DeSantis v. Disney

Florida’s Disney Parks, consisting of Magic Kingdom, Animal Kingdom, Epcot, and Hollywood Studios, have enjoyed privileges through the operation of their own self-governance since the parks opened, including special tax privileges. This week, Florida governor Ron DeSantis made several statements regarding the takedown of Disney’s self-controlled government in Central Florida.

After the “parental rights in education bill,” also known as the "Don’t Say Gay" bill, was passed last year, Disney spoke out against it. Bob Chapek, the CEO of Disney at the time, claimed that the Walt Disney Company was “reassessing our approach to advocacy — including political giving in Florida and beyond.” Such a statement came after pressure from employees to react, and once the bill was signed into law, Disney also agreed to push for its repeal.

In February, in response to Disney’s statement, DeSantis declared he would sign a bill to strip Disney of its self-governing status in the area of the parks, the Reedy Creek Development District. The bill will also remove Disney’s exemption from the Florida building code and fire prevention code from state regulatory review and approval. DeSantis claimed the bill would “prevent local governments dominated by leftist politicians from using the situation to raise local taxes.” He created a board that would take away Disney’s control of Reedy Creek, to which he can appoint members. He also shifted the blame to California, insinuating that the leftist ideologies from the California park are being transferred into the Florida parks.

Bob Iger, current CEO of the Walt Disney company, called DeSantis’ decision “anti-business and anti-Florida,” claiming that DeSantis “sought to punish a company for the exercise of a constitutional right.”

In preparation of DeSantis' maneuverings, the former board of Reedy Creek signed a Declaration of Restrictive Covenants with Disney 19 days before DeSantis’ bill was signed, nullifying the bill and allowing Disney to continue holding power over the Reedy Creek area. As part of this, the “rule against perpetuities” had been enacted, which was set to expire until 21 years after the death of the last survivor of the descendants of King Charles III -- a fun bit of legalese that allows parties to establish indefinite agreements without explicitly stating that they are indefinite. This agreement was discussed in public meetings in the weeks prior to the agreement being signed, and was conducted in accordance with Florida law.
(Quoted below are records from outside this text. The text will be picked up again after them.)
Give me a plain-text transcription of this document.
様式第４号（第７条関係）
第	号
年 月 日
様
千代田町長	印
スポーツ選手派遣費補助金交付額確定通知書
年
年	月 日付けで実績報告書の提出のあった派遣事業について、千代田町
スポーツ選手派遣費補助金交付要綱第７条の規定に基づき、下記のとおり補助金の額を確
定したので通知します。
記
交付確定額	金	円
DeSantis retorted last Thursday, claiming the changes Disney made those days before the bill was signed would be voided. He said he would target Disney with taxes on their hotels, tolls on roads around the parks, and developing land nearby. However, any attempts to remove Disney's special privileges would likely be met with backlash, as it would require the state to take over the outstanding debt of the Reedy Creek district (estimated at $1 billion), and take over maintenance and services for the 25,000 acres around Disney World.

Until then, it seems Disney still has the upper hand.